Unbiased Approximate Vector-Jacobian Products for Efficient Backpropagation
Killian Bakong, Laurent Massoulié, Edouard Oyallon, Kevin Scaman
TL;DR
This work addresses the computational and memory bottlenecks of backpropagation by replacing exact vector-Jacobian products with unbiased randomized estimators. It develops a comprehensive sketching framework for backpropagation, proving optimality results for low-rank and diagonal sketches and analyzing how variance propagates through the DAG during the reverse pass. A suite of practical methods—uniform masks, rank-constrained sketches, and data-dependent diagonal sketches—are proposed and evaluated on MLPs, BagNet, and ViT, showing meaningful cost reductions with limited impact on accuracy. The findings offer a scalable path toward more bandwidth- and compute-efficient backpropagation in pipeline-parallel and large-model settings, with future work targeting coordinated variance control and adaptive hyperparameters.
Abstract
In this work we introduce methods to reduce the computational and memory costs of training deep neural networks.
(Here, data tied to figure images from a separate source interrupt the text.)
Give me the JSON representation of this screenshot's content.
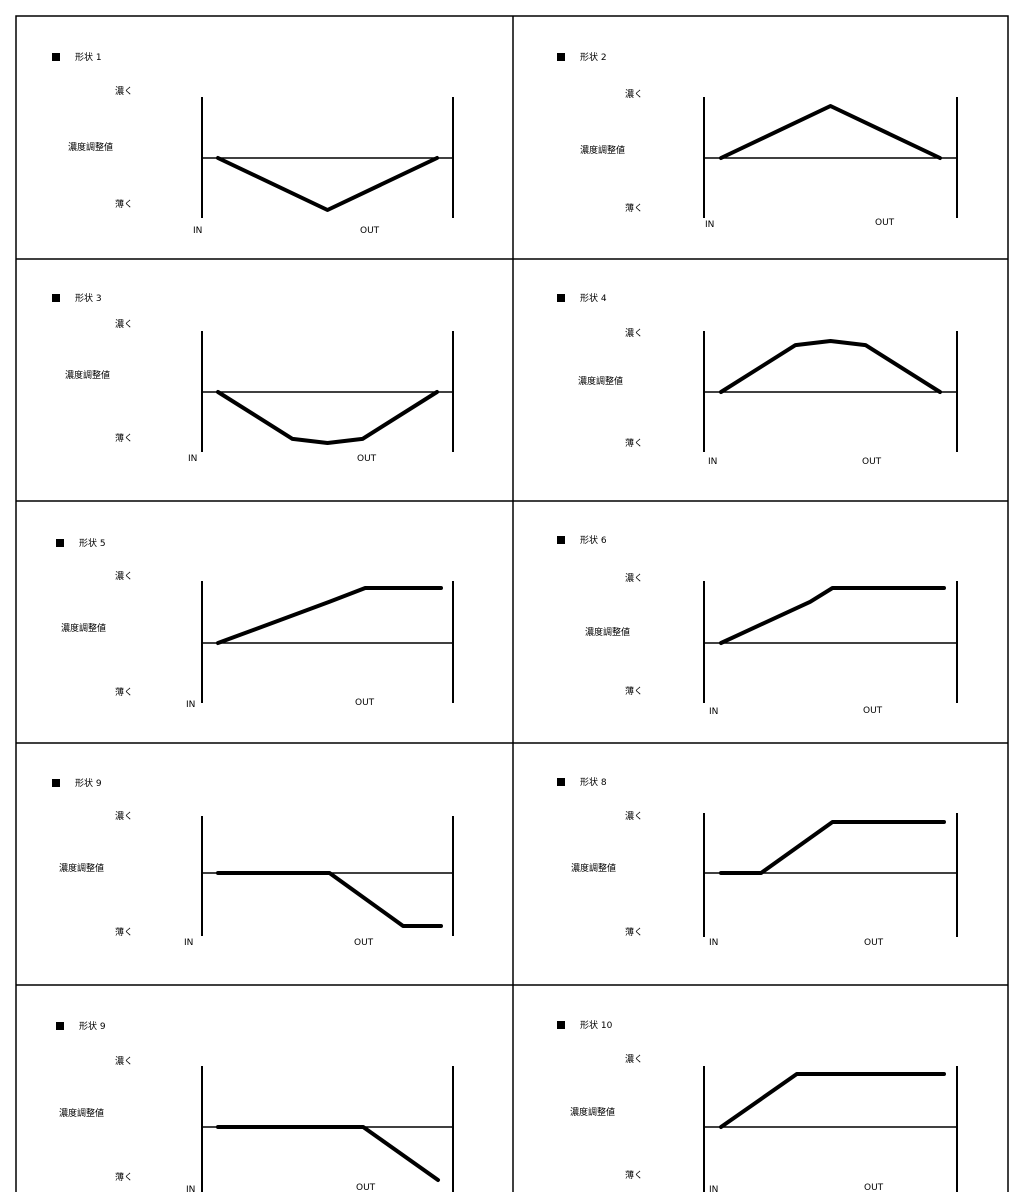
{
  "panel_labels": {
    "dark": "濃く",
    "light": "薄く",
    "ylabel": "濃度調整値",
    "in": "IN",
    "out": "OUT"
  },
  "chart_data": [
    {
      "type": "line",
      "title": "形状 1",
      "xlabel": [
        "IN",
        "OUT"
      ],
      "ylabel": "濃度調整値",
      "y_range": [
        "薄く",
        "濃く"
      ],
      "series": [
        {
          "x": [
            0,
            0.5,
            1
          ],
          "y": [
            0,
            -1,
            0
          ]
        }
      ]
    },
    {
      "type": "line",
      "title": "形状 2",
      "xlabel": [
        "IN",
        "OUT"
      ],
      "ylabel": "濃度調整値",
      "y_range": [
        "薄く",
        "濃く"
      ],
      "series": [
        {
          "x": [
            0,
            0.5,
            1
          ],
          "y": [
            0,
            1,
            0
          ]
        }
      ]
    },
    {
      "type": "line",
      "title": "形状 3",
      "xlabel": [
        "IN",
        "OUT"
      ],
      "ylabel": "濃度調整値",
      "y_range": [
        "薄く",
        "濃く"
      ],
      "series": [
        {
          "x": [
            0,
            0.34,
            0.5,
            0.66,
            1
          ],
          "y": [
            0,
            -0.92,
            -1,
            -0.92,
            0
          ]
        }
      ]
    },
    {
      "type": "line",
      "title": "形状 4",
      "xlabel": [
        "IN",
        "OUT"
      ],
      "ylabel": "濃度調整値",
      "y_range": [
        "薄く",
        "濃く"
      ],
      "series": [
        {
          "x": [
            0,
            0.34,
            0.5,
            0.66,
            1
          ],
          "y": [
            0,
            0.92,
            1,
            0.92,
            0
          ]
        }
      ]
    },
    {
      "type": "line",
      "title": "形状 5",
      "xlabel": [
        "IN",
        "OUT"
      ],
      "ylabel": "濃度調整値",
      "y_range": [
        "薄く",
        "濃く"
      ],
      "series": [
        {
          "x": [
            0,
            0.5,
            0.66,
            1
          ],
          "y": [
            0,
            0.75,
            1,
            1
          ]
        }
      ]
    },
    {
      "type": "line",
      "title": "形状 6",
      "xlabel": [
        "IN",
        "OUT"
      ],
      "ylabel": "濃度調整値",
      "y_range": [
        "薄く",
        "濃く"
      ],
      "series": [
        {
          "x": [
            0,
            0.4,
            0.5,
            1
          ],
          "y": [
            0,
            0.75,
            1,
            1
          ]
        }
      ]
    },
    {
      "type": "line",
      "title": "形状 9",
      "xlabel": [
        "IN",
        "OUT"
      ],
      "ylabel": "濃度調整値",
      "y_range": [
        "薄く",
        "濃く"
      ],
      "series": [
        {
          "x": [
            0,
            0.5,
            0.83,
            1
          ],
          "y": [
            0,
            0,
            -1,
            -1
          ]
        }
      ]
    },
    {
      "type": "line",
      "title": "形状 8",
      "xlabel": [
        "IN",
        "OUT"
      ],
      "ylabel": "濃度調整値",
      "y_range": [
        "薄く",
        "濃く"
      ],
      "series": [
        {
          "x": [
            0,
            0.18,
            0.5,
            1
          ],
          "y": [
            0,
            0,
            1,
            1
          ]
        }
      ]
    },
    {
      "type": "line",
      "title": "形状 9",
      "xlabel": [
        "IN",
        "OUT"
      ],
      "ylabel": "濃度調整値",
      "y_range": [
        "薄く",
        "濃く"
      ],
      "series": [
        {
          "x": [
            0,
            0.66,
            1
          ],
          "y": [
            0,
            0,
            -1
          ]
        }
      ]
    },
    {
      "type": "line",
      "title": "形状 10",
      "xlabel": [
        "IN",
        "OUT"
      ],
      "ylabel": "濃度調整値",
      "y_range": [
        "薄く",
        "濃く"
      ],
      "series": [
        {
          "x": [
            0,
            0.34,
            1
          ],
          "y": [
            0,
            1,
            1
          ]
        }
      ]
    }
  ]
}
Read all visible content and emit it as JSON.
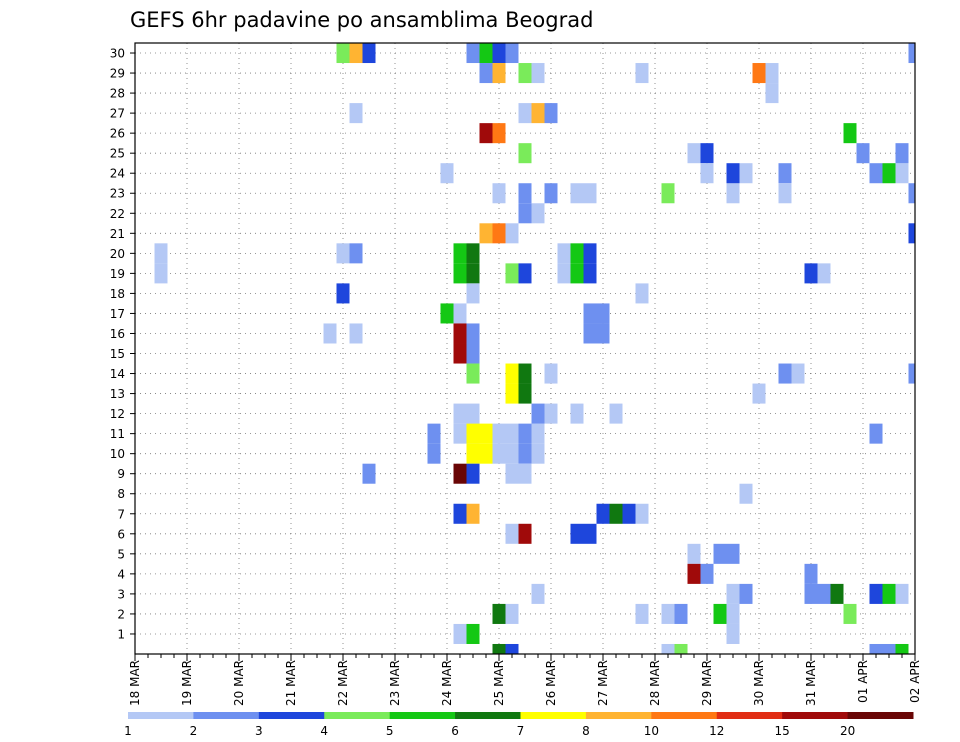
{
  "chart_data": {
    "type": "heatmap",
    "title": "GEFS 6hr padavine po ansamblima Beograd",
    "xlabel": "",
    "ylabel": "",
    "x_ticks": [
      "18 MAR",
      "19 MAR",
      "20 MAR",
      "21 MAR",
      "22 MAR",
      "23 MAR",
      "24 MAR",
      "25 MAR",
      "26 MAR",
      "27 MAR",
      "28 MAR",
      "29 MAR",
      "30 MAR",
      "31 MAR",
      "01 APR",
      "02 APR"
    ],
    "y_ticks": [
      "1",
      "2",
      "3",
      "4",
      "5",
      "6",
      "7",
      "8",
      "9",
      "10",
      "11",
      "12",
      "13",
      "14",
      "15",
      "16",
      "17",
      "18",
      "19",
      "20",
      "21",
      "22",
      "23",
      "24",
      "25",
      "26",
      "27",
      "28",
      "29",
      "30"
    ],
    "x_step_hours": 6,
    "x_range": [
      "18 MAR 00Z",
      "02 APR 00Z"
    ],
    "y_range": [
      0,
      30
    ],
    "grid": true,
    "legend_placement": "bottom",
    "legend": {
      "labels": [
        "1",
        "2",
        "3",
        "4",
        "5",
        "6",
        "7",
        "8",
        "10",
        "12",
        "15",
        "20"
      ],
      "colors": [
        "#b4c8f5",
        "#6e90f0",
        "#1e46dc",
        "#7aeb5a",
        "#14c814",
        "#107810",
        "#ffff00",
        "#ffb432",
        "#ff7814",
        "#e12d14",
        "#a00a0a",
        "#690505"
      ]
    },
    "cells": [
      {
        "t": "18 MAR 12Z",
        "member": 19,
        "value": 1.5
      },
      {
        "t": "18 MAR 12Z",
        "member": 20,
        "value": 1.5
      },
      {
        "t": "22 MAR 00Z",
        "member": 30,
        "value": 4.5
      },
      {
        "t": "22 MAR 06Z",
        "member": 30,
        "value": 9
      },
      {
        "t": "22 MAR 12Z",
        "member": 30,
        "value": 3.5
      },
      {
        "t": "22 MAR 06Z",
        "member": 27,
        "value": 1.5
      },
      {
        "t": "21 MAR 18Z",
        "member": 16,
        "value": 1.5
      },
      {
        "t": "22 MAR 06Z",
        "member": 16,
        "value": 1.5
      },
      {
        "t": "22 MAR 00Z",
        "member": 20,
        "value": 1.5
      },
      {
        "t": "22 MAR 06Z",
        "member": 20,
        "value": 2.5
      },
      {
        "t": "22 MAR 00Z",
        "member": 18,
        "value": 3.5
      },
      {
        "t": "22 MAR 12Z",
        "member": 9,
        "value": 2.5
      },
      {
        "t": "24 MAR 00Z",
        "member": 24,
        "value": 1.5
      },
      {
        "t": "24 MAR 00Z",
        "member": 17,
        "value": 5.5
      },
      {
        "t": "24 MAR 06Z",
        "member": 17,
        "value": 1.5
      },
      {
        "t": "24 MAR 06Z",
        "member": 15,
        "value": 15
      },
      {
        "t": "24 MAR 12Z",
        "member": 15,
        "value": 2.5
      },
      {
        "t": "24 MAR 06Z",
        "member": 16,
        "value": 15
      },
      {
        "t": "24 MAR 12Z",
        "member": 16,
        "value": 2.5
      },
      {
        "t": "24 MAR 12Z",
        "member": 14,
        "value": 4.5
      },
      {
        "t": "23 MAR 18Z",
        "member": 10,
        "value": 2.5
      },
      {
        "t": "23 MAR 18Z",
        "member": 11,
        "value": 2.5
      },
      {
        "t": "24 MAR 06Z",
        "member": 11,
        "value": 1.5
      },
      {
        "t": "24 MAR 12Z",
        "member": 11,
        "value": 1.5
      },
      {
        "t": "24 MAR 06Z",
        "member": 12,
        "value": 1.5
      },
      {
        "t": "24 MAR 12Z",
        "member": 12,
        "value": 1.5
      },
      {
        "t": "24 MAR 12Z",
        "member": 10,
        "value": 7.5
      },
      {
        "t": "24 MAR 18Z",
        "member": 10,
        "value": 7.5
      },
      {
        "t": "24 MAR 12Z",
        "member": 11,
        "value": 7.5
      },
      {
        "t": "24 MAR 18Z",
        "member": 11,
        "value": 7.5
      },
      {
        "t": "24 MAR 06Z",
        "member": 9,
        "value": 25
      },
      {
        "t": "24 MAR 12Z",
        "member": 9,
        "value": 3.5
      },
      {
        "t": "24 MAR 06Z",
        "member": 7,
        "value": 3.5
      },
      {
        "t": "24 MAR 12Z",
        "member": 7,
        "value": 9
      },
      {
        "t": "24 MAR 06Z",
        "member": 1,
        "value": 1.5
      },
      {
        "t": "24 MAR 12Z",
        "member": 1,
        "value": 5.5
      },
      {
        "t": "24 MAR 06Z",
        "member": 19,
        "value": 5.5
      },
      {
        "t": "24 MAR 12Z",
        "member": 19,
        "value": 6.5
      },
      {
        "t": "24 MAR 06Z",
        "member": 20,
        "value": 5.5
      },
      {
        "t": "24 MAR 12Z",
        "member": 20,
        "value": 6.5
      },
      {
        "t": "24 MAR 12Z",
        "member": 18,
        "value": 1.5
      },
      {
        "t": "24 MAR 12Z",
        "member": 30,
        "value": 2.5
      },
      {
        "t": "24 MAR 18Z",
        "member": 30,
        "value": 5.5
      },
      {
        "t": "25 MAR 00Z",
        "member": 30,
        "value": 3.5
      },
      {
        "t": "25 MAR 06Z",
        "member": 30,
        "value": 2.5
      },
      {
        "t": "24 MAR 18Z",
        "member": 29,
        "value": 2.5
      },
      {
        "t": "25 MAR 00Z",
        "member": 29,
        "value": 9
      },
      {
        "t": "25 MAR 12Z",
        "member": 29,
        "value": 4.5
      },
      {
        "t": "25 MAR 18Z",
        "member": 29,
        "value": 1.5
      },
      {
        "t": "24 MAR 18Z",
        "member": 26,
        "value": 17
      },
      {
        "t": "25 MAR 00Z",
        "member": 26,
        "value": 11
      },
      {
        "t": "24 MAR 18Z",
        "member": 21,
        "value": 9
      },
      {
        "t": "25 MAR 00Z",
        "member": 21,
        "value": 11
      },
      {
        "t": "25 MAR 06Z",
        "member": 21,
        "value": 1.5
      },
      {
        "t": "25 MAR 12Z",
        "member": 27,
        "value": 1.5
      },
      {
        "t": "25 MAR 18Z",
        "member": 27,
        "value": 9
      },
      {
        "t": "26 MAR 00Z",
        "member": 27,
        "value": 2.5
      },
      {
        "t": "25 MAR 12Z",
        "member": 25,
        "value": 4.5
      },
      {
        "t": "25 MAR 00Z",
        "member": 23,
        "value": 1.5
      },
      {
        "t": "25 MAR 12Z",
        "member": 23,
        "value": 2.5
      },
      {
        "t": "25 MAR 12Z",
        "member": 22,
        "value": 2.5
      },
      {
        "t": "25 MAR 18Z",
        "member": 22,
        "value": 1.5
      },
      {
        "t": "26 MAR 00Z",
        "member": 23,
        "value": 2.5
      },
      {
        "t": "26 MAR 12Z",
        "member": 23,
        "value": 1.5
      },
      {
        "t": "26 MAR 18Z",
        "member": 23,
        "value": 1.5
      },
      {
        "t": "25 MAR 06Z",
        "member": 19,
        "value": 4.5
      },
      {
        "t": "25 MAR 12Z",
        "member": 19,
        "value": 3.5
      },
      {
        "t": "25 MAR 06Z",
        "member": 13,
        "value": 7.5
      },
      {
        "t": "25 MAR 12Z",
        "member": 13,
        "value": 6.5
      },
      {
        "t": "25 MAR 06Z",
        "member": 14,
        "value": 7.5
      },
      {
        "t": "25 MAR 12Z",
        "member": 14,
        "value": 6.5
      },
      {
        "t": "25 MAR 00Z",
        "member": 10,
        "value": 1.5
      },
      {
        "t": "25 MAR 06Z",
        "member": 10,
        "value": 1.5
      },
      {
        "t": "25 MAR 12Z",
        "member": 10,
        "value": 2.5
      },
      {
        "t": "25 MAR 18Z",
        "member": 10,
        "value": 1.5
      },
      {
        "t": "25 MAR 00Z",
        "member": 11,
        "value": 1.5
      },
      {
        "t": "25 MAR 06Z",
        "member": 11,
        "value": 1.5
      },
      {
        "t": "25 MAR 12Z",
        "member": 11,
        "value": 2.5
      },
      {
        "t": "25 MAR 18Z",
        "member": 11,
        "value": 1.5
      },
      {
        "t": "25 MAR 06Z",
        "member": 9,
        "value": 1.5
      },
      {
        "t": "25 MAR 12Z",
        "member": 9,
        "value": 1.5
      },
      {
        "t": "25 MAR 06Z",
        "member": 6,
        "value": 1.5
      },
      {
        "t": "25 MAR 12Z",
        "member": 6,
        "value": 17
      },
      {
        "t": "25 MAR 00Z",
        "member": 2,
        "value": 6.5
      },
      {
        "t": "25 MAR 06Z",
        "member": 2,
        "value": 1.5
      },
      {
        "t": "25 MAR 00Z",
        "member": 0,
        "value": 6.5
      },
      {
        "t": "25 MAR 06Z",
        "member": 0,
        "value": 3.5
      },
      {
        "t": "25 MAR 18Z",
        "member": 12,
        "value": 2.5
      },
      {
        "t": "26 MAR 00Z",
        "member": 12,
        "value": 1.5
      },
      {
        "t": "26 MAR 12Z",
        "member": 12,
        "value": 1.5
      },
      {
        "t": "25 MAR 18Z",
        "member": 3,
        "value": 1.5
      },
      {
        "t": "26 MAR 00Z",
        "member": 14,
        "value": 1.5
      },
      {
        "t": "26 MAR 06Z",
        "member": 19,
        "value": 1.5
      },
      {
        "t": "26 MAR 12Z",
        "member": 19,
        "value": 5.5
      },
      {
        "t": "26 MAR 18Z",
        "member": 19,
        "value": 3.5
      },
      {
        "t": "26 MAR 06Z",
        "member": 20,
        "value": 1.5
      },
      {
        "t": "26 MAR 12Z",
        "member": 20,
        "value": 5.5
      },
      {
        "t": "26 MAR 18Z",
        "member": 20,
        "value": 3.5
      },
      {
        "t": "26 MAR 12Z",
        "member": 6,
        "value": 3.5
      },
      {
        "t": "26 MAR 18Z",
        "member": 6,
        "value": 3.5
      },
      {
        "t": "26 MAR 18Z",
        "member": 16,
        "value": 2.5
      },
      {
        "t": "27 MAR 00Z",
        "member": 16,
        "value": 2.5
      },
      {
        "t": "26 MAR 18Z",
        "member": 17,
        "value": 2.5
      },
      {
        "t": "27 MAR 00Z",
        "member": 17,
        "value": 2.5
      },
      {
        "t": "27 MAR 00Z",
        "member": 7,
        "value": 3.5
      },
      {
        "t": "27 MAR 06Z",
        "member": 7,
        "value": 6.5
      },
      {
        "t": "27 MAR 12Z",
        "member": 7,
        "value": 3.5
      },
      {
        "t": "27 MAR 18Z",
        "member": 7,
        "value": 1.5
      },
      {
        "t": "27 MAR 06Z",
        "member": 12,
        "value": 1.5
      },
      {
        "t": "27 MAR 18Z",
        "member": 18,
        "value": 1.5
      },
      {
        "t": "27 MAR 18Z",
        "member": 29,
        "value": 1.5
      },
      {
        "t": "27 MAR 18Z",
        "member": 2,
        "value": 1.5
      },
      {
        "t": "28 MAR 06Z",
        "member": 2,
        "value": 1.5
      },
      {
        "t": "28 MAR 06Z",
        "member": 0,
        "value": 1.5
      },
      {
        "t": "28 MAR 12Z",
        "member": 2,
        "value": 2.5
      },
      {
        "t": "28 MAR 12Z",
        "member": 0,
        "value": 4.5
      },
      {
        "t": "28 MAR 06Z",
        "member": 23,
        "value": 4.5
      },
      {
        "t": "28 MAR 18Z",
        "member": 25,
        "value": 1.5
      },
      {
        "t": "29 MAR 00Z",
        "member": 25,
        "value": 3.5
      },
      {
        "t": "29 MAR 00Z",
        "member": 24,
        "value": 1.5
      },
      {
        "t": "29 MAR 12Z",
        "member": 23,
        "value": 1.5
      },
      {
        "t": "28 MAR 18Z",
        "member": 5,
        "value": 1.5
      },
      {
        "t": "28 MAR 18Z",
        "member": 4,
        "value": 17
      },
      {
        "t": "29 MAR 00Z",
        "member": 4,
        "value": 2.5
      },
      {
        "t": "29 MAR 06Z",
        "member": 2,
        "value": 5.5
      },
      {
        "t": "29 MAR 12Z",
        "member": 2,
        "value": 1.5
      },
      {
        "t": "29 MAR 12Z",
        "member": 1,
        "value": 1.5
      },
      {
        "t": "29 MAR 06Z",
        "member": 5,
        "value": 2.5
      },
      {
        "t": "29 MAR 12Z",
        "member": 5,
        "value": 2.5
      },
      {
        "t": "29 MAR 12Z",
        "member": 3,
        "value": 1.5
      },
      {
        "t": "29 MAR 18Z",
        "member": 3,
        "value": 2.5
      },
      {
        "t": "29 MAR 12Z",
        "member": 24,
        "value": 3.5
      },
      {
        "t": "29 MAR 18Z",
        "member": 24,
        "value": 1.5
      },
      {
        "t": "29 MAR 18Z",
        "member": 8,
        "value": 1.5
      },
      {
        "t": "30 MAR 00Z",
        "member": 29,
        "value": 11
      },
      {
        "t": "30 MAR 06Z",
        "member": 29,
        "value": 1.5
      },
      {
        "t": "30 MAR 06Z",
        "member": 28,
        "value": 1.5
      },
      {
        "t": "30 MAR 00Z",
        "member": 13,
        "value": 1.5
      },
      {
        "t": "30 MAR 12Z",
        "member": 14,
        "value": 2.5
      },
      {
        "t": "30 MAR 18Z",
        "member": 14,
        "value": 1.5
      },
      {
        "t": "30 MAR 12Z",
        "member": 24,
        "value": 2.5
      },
      {
        "t": "30 MAR 12Z",
        "member": 23,
        "value": 1.5
      },
      {
        "t": "31 MAR 00Z",
        "member": 19,
        "value": 3.5
      },
      {
        "t": "31 MAR 06Z",
        "member": 19,
        "value": 1.5
      },
      {
        "t": "31 MAR 00Z",
        "member": 4,
        "value": 2.5
      },
      {
        "t": "31 MAR 00Z",
        "member": 3,
        "value": 2.5
      },
      {
        "t": "31 MAR 06Z",
        "member": 3,
        "value": 2.5
      },
      {
        "t": "31 MAR 12Z",
        "member": 3,
        "value": 6.5
      },
      {
        "t": "31 MAR 18Z",
        "member": 2,
        "value": 4.5
      },
      {
        "t": "31 MAR 18Z",
        "member": 26,
        "value": 5.5
      },
      {
        "t": "01 APR 00Z",
        "member": 25,
        "value": 2.5
      },
      {
        "t": "01 APR 06Z",
        "member": 24,
        "value": 2.5
      },
      {
        "t": "01 APR 12Z",
        "member": 24,
        "value": 5.5
      },
      {
        "t": "01 APR 18Z",
        "member": 24,
        "value": 1.5
      },
      {
        "t": "01 APR 18Z",
        "member": 25,
        "value": 2.5
      },
      {
        "t": "01 APR 06Z",
        "member": 11,
        "value": 2.5
      },
      {
        "t": "01 APR 06Z",
        "member": 3,
        "value": 3.5
      },
      {
        "t": "01 APR 12Z",
        "member": 3,
        "value": 5.5
      },
      {
        "t": "01 APR 18Z",
        "member": 3,
        "value": 1.5
      },
      {
        "t": "01 APR 06Z",
        "member": 0,
        "value": 2.5
      },
      {
        "t": "01 APR 12Z",
        "member": 0,
        "value": 2.5
      },
      {
        "t": "01 APR 18Z",
        "member": 0,
        "value": 5.5
      },
      {
        "t": "02 APR 00Z",
        "member": 30,
        "value": 2.5
      },
      {
        "t": "02 APR 00Z",
        "member": 23,
        "value": 2.5
      },
      {
        "t": "02 APR 00Z",
        "member": 21,
        "value": 3.5
      },
      {
        "t": "02 APR 00Z",
        "member": 14,
        "value": 2.5
      }
    ]
  }
}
Our approach consists in replacing exact vector-jacobian products by randomized, unbiased approximations thereof during backpropagation. We provide a theoretical analysis of the trade-off between the number of epochs needed to achieve a target precision and the cost reduction for each epoch. We then identify specific unbiased estimates of vector-jacobian products for which we establish desirable optimality properties of minimal variance under sparsity constraints. Finally we provide in-depth experiments on multi-layer perceptrons, BagNets and Visual Transfomers architectures. These validate our theoretical results, and confirm the potential of our proposed unbiased randomized backpropagation approach for reducing the cost of deep learning.